代做EE5434 homework 1代写Python编程

2024-09-26 代做EE5434 homework 1代写Python编程

EE5434 homework 1

Out: Monday, September 16, 2022

Due: 11:59PM September 25 (Wed.). No late submission will be graded. Submit everything at Canvas.

Considering this is the first programming homework, you can ask for help from your friends/classmates. In that case, clearly state that fact at the beginning of your report: “ Igot help from first name + last name”. Remember that you should not copy anyone’s codes. Use one- hour rule.

Accepted programming languages: Python or MATLAB (only acceptable for the first homework). The following description is using python as the example. If you use MATLAB, please submit your source codes and a readme file for running your programs.

Total point: 50

Handin method and requirement:

1.    Python version:

Name your notebook file (.ipynb) as yourlastname-firstname-studentID-hw1.ipynb. For example, if your name is Amy Zhang, the file should be named as zhang-amy-5678910-hw1.ipynb. Also, attach an html file (generated by the notebook file) with your notebook using the naming rule: yourlastname-firstname-studentID-hw1.html.

2.    MATLAB version:

Name your source code file (.m) as yourlastname-firstname-studentID-hw1.m.
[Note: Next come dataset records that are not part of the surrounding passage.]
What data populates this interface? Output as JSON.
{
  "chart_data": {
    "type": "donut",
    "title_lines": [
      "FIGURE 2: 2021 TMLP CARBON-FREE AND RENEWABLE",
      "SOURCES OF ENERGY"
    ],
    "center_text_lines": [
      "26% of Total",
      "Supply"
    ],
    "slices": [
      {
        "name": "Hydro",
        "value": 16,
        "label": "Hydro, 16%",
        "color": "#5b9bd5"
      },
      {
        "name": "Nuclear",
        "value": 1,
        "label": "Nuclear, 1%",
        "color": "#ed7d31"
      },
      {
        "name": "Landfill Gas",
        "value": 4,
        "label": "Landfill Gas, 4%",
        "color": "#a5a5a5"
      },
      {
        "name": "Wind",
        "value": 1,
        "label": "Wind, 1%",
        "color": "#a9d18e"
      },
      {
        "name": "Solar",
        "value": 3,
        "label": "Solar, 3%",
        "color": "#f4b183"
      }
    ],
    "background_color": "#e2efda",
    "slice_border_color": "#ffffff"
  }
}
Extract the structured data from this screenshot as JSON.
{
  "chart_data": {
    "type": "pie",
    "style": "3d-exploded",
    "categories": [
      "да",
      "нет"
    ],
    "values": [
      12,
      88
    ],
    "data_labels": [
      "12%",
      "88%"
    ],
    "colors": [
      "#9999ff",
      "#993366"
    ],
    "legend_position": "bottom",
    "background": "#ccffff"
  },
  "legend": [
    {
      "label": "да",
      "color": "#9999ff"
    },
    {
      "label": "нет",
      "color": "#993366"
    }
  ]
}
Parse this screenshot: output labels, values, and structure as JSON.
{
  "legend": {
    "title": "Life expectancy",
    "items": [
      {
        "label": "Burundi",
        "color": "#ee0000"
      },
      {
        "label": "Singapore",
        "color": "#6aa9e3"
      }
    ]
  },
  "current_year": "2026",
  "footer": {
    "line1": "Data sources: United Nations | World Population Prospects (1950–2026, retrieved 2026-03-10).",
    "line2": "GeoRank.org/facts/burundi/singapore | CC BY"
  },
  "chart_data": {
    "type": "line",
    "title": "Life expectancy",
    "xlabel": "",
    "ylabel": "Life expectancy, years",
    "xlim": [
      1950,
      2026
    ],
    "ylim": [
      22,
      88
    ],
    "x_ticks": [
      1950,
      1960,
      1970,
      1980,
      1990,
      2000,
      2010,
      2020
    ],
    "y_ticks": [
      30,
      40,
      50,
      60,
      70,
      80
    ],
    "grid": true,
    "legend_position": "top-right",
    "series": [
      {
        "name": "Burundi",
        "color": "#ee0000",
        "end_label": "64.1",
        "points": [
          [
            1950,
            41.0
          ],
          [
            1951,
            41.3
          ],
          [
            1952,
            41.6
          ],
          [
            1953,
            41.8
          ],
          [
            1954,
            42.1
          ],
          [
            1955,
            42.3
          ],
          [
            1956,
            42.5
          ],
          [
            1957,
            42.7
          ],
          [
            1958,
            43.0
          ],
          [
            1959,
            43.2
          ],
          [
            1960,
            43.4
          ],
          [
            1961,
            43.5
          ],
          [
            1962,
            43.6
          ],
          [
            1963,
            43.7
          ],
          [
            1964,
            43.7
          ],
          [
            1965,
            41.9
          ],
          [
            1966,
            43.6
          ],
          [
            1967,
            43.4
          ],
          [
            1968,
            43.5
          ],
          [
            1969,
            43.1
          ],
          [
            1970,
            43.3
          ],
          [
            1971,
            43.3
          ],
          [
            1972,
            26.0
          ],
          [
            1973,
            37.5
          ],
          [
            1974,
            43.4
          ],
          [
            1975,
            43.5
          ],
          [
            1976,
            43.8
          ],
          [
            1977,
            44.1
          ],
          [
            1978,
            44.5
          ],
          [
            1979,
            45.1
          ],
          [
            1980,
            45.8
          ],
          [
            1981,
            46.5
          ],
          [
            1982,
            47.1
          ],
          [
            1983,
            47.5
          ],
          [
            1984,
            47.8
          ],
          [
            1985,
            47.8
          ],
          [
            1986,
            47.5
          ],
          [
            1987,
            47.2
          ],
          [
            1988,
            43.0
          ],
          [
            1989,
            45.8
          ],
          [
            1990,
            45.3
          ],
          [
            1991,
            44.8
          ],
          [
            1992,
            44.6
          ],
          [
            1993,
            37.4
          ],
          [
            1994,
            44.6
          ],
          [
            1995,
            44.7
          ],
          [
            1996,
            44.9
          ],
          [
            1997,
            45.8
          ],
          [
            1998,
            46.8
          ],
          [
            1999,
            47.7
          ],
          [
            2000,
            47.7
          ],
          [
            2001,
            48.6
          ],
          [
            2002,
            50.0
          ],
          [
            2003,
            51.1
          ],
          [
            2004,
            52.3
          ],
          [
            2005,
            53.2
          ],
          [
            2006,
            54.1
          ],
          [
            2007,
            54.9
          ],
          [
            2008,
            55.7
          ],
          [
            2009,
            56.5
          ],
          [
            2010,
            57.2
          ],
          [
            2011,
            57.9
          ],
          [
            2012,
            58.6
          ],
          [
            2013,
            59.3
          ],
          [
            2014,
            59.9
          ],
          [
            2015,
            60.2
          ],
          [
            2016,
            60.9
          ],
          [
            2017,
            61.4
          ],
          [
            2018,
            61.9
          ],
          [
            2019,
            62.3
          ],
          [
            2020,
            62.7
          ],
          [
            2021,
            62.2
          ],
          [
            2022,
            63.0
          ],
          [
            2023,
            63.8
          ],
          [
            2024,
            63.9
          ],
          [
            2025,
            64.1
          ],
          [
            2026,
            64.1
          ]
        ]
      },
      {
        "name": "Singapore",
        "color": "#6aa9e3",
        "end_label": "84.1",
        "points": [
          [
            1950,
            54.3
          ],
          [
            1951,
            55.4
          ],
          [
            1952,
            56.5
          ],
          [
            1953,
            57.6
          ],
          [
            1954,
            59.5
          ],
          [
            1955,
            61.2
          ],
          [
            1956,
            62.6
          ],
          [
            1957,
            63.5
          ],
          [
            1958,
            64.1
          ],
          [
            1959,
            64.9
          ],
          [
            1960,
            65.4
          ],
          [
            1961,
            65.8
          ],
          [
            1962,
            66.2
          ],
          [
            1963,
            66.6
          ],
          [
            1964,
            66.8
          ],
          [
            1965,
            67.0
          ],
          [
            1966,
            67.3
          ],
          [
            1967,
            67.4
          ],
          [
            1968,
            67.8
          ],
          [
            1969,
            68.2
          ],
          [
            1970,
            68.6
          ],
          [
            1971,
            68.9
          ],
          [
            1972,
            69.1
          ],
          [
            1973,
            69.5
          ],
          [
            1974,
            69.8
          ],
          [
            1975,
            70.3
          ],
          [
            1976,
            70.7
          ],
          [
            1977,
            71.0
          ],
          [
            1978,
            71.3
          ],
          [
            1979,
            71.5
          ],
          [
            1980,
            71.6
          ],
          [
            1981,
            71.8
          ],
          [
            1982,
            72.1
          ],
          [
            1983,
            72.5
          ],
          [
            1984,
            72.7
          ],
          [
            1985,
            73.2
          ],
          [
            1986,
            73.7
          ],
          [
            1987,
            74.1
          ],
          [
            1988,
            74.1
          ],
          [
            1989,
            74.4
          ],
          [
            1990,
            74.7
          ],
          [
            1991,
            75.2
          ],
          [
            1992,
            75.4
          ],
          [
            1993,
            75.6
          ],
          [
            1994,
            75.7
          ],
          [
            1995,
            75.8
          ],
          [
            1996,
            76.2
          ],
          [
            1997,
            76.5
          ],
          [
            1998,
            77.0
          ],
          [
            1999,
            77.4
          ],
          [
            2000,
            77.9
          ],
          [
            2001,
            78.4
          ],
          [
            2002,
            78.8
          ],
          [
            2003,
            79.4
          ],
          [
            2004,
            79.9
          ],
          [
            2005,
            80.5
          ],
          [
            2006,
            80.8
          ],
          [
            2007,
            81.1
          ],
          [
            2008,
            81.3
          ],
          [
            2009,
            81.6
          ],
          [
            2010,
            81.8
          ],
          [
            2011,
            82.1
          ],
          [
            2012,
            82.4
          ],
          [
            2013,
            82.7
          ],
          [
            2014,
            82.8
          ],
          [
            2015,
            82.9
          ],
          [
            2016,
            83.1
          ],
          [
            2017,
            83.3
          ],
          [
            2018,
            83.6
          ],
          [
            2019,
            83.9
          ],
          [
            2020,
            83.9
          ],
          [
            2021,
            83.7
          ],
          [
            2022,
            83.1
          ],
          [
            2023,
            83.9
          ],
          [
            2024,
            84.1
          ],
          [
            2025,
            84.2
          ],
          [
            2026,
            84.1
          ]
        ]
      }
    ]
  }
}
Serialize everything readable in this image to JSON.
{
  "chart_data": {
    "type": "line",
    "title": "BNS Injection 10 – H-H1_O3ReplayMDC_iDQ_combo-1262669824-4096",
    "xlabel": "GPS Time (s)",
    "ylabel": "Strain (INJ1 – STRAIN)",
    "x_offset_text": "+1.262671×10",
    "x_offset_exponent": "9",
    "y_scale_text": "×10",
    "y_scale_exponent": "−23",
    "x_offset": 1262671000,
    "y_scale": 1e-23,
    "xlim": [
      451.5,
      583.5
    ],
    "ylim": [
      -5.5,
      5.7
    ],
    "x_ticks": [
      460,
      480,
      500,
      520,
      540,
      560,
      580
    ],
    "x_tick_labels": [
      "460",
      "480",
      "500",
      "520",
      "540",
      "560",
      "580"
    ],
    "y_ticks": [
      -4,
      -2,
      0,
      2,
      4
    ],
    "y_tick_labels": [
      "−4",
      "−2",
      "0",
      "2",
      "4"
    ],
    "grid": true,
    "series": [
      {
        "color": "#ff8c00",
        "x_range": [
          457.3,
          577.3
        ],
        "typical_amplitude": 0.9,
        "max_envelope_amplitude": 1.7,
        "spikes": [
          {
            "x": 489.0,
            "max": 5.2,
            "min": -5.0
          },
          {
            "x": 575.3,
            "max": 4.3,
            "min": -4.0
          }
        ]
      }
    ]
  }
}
Also, attach a report file (pdf version) using the same naming rule.

Commonly seen issues: 1. Forget to attach the html file; 2. Use Chinese characters in these files (practice your English for the tests/exams); 3. Used open-source codes online (high identity can lead to a score of -50).

Note that if you copy others’ codes, you can get a heavy penalty up to -50. Multiple violations can lead to heavier penalties.

Overview of the homework:

Implement the PLA learning algorithm and analyze its performance using different training sets. You can call vector operations but not any modules/APIs about the learning algorithms.

We will provide you with a program that can generate training data for you. Each line contains the coordinates of a data point and its label (+ or -). For example,

10 11.9 +

100.9 20 -

-1 0 +

7 29.8 +

0 99.8 +

0 -18.9 -

23.8 0 -

-45.6 -90.8 -

-6 29 +

Your program will take the output file of the provided program as input and then output the learned weight using PLA.

The output should be a weight vector  and also a plot that contains all the training data points and the line (represented by ). The detailed format of the plot: blue circle represents positive labeled data points and red cross refers to negative labels. The line can be black  (refer to the  note  about  the  PLA) .  No  need  to  show  the  vector w.  Just  plot  the  line: w1x1+w2x2+w0=0. Show the axis name (x1  or x2). An example is shown below.

Once you finish the programs. Do the following experiments and record the five images in the report. Name this section Experiment 1. Answer this question briefly: is the learned line closer or further away from the line represented by <5,2,3>?

python DataEmit.py [5,2,3] 10 10

python DataEmit.py [5,2,3] 50 50

python DataEmit.py [5,2,3] 100 100 python DataEmit.py [5,2,3] 150 150 python DataEmit.py [5,2,3] 200 200

Note: if you are using macOS or Linux, the command line might be: python DataEmit.py ' [5,2,3]' 10 10

Then, choose your own vector wand repeat the above experiment. Test PLA’sperformance with 1) increase of the training data (500, 700, and 1000) ; 2) the ratio of the two labels in the training data (balanced to unbalanced). Test at least 3 unbalanced ratios (1:5, 1:20, and 1:50). Name this section Experiment 2.

For 1), show the running time and also the images. For 2), show the images only in your report.

20 points for the report containing the above analysis.

5 pts for following all the instructions.

25 points for the correct implementation.

The following questions are NOT required and are only for your own “fun” .

1.   Modify DataEmit.py to add noise to the data so that the samples cannot be linearly separable. Run your PLA implementation and see whether it will behave as you expected.

2.   Modify your PLA into the pocket algorithm. Run your pocket algorithm on the same data and check whether the output is expected.

3.   Run your pocket algorithm on the “noisy” data and check whether the output is expected.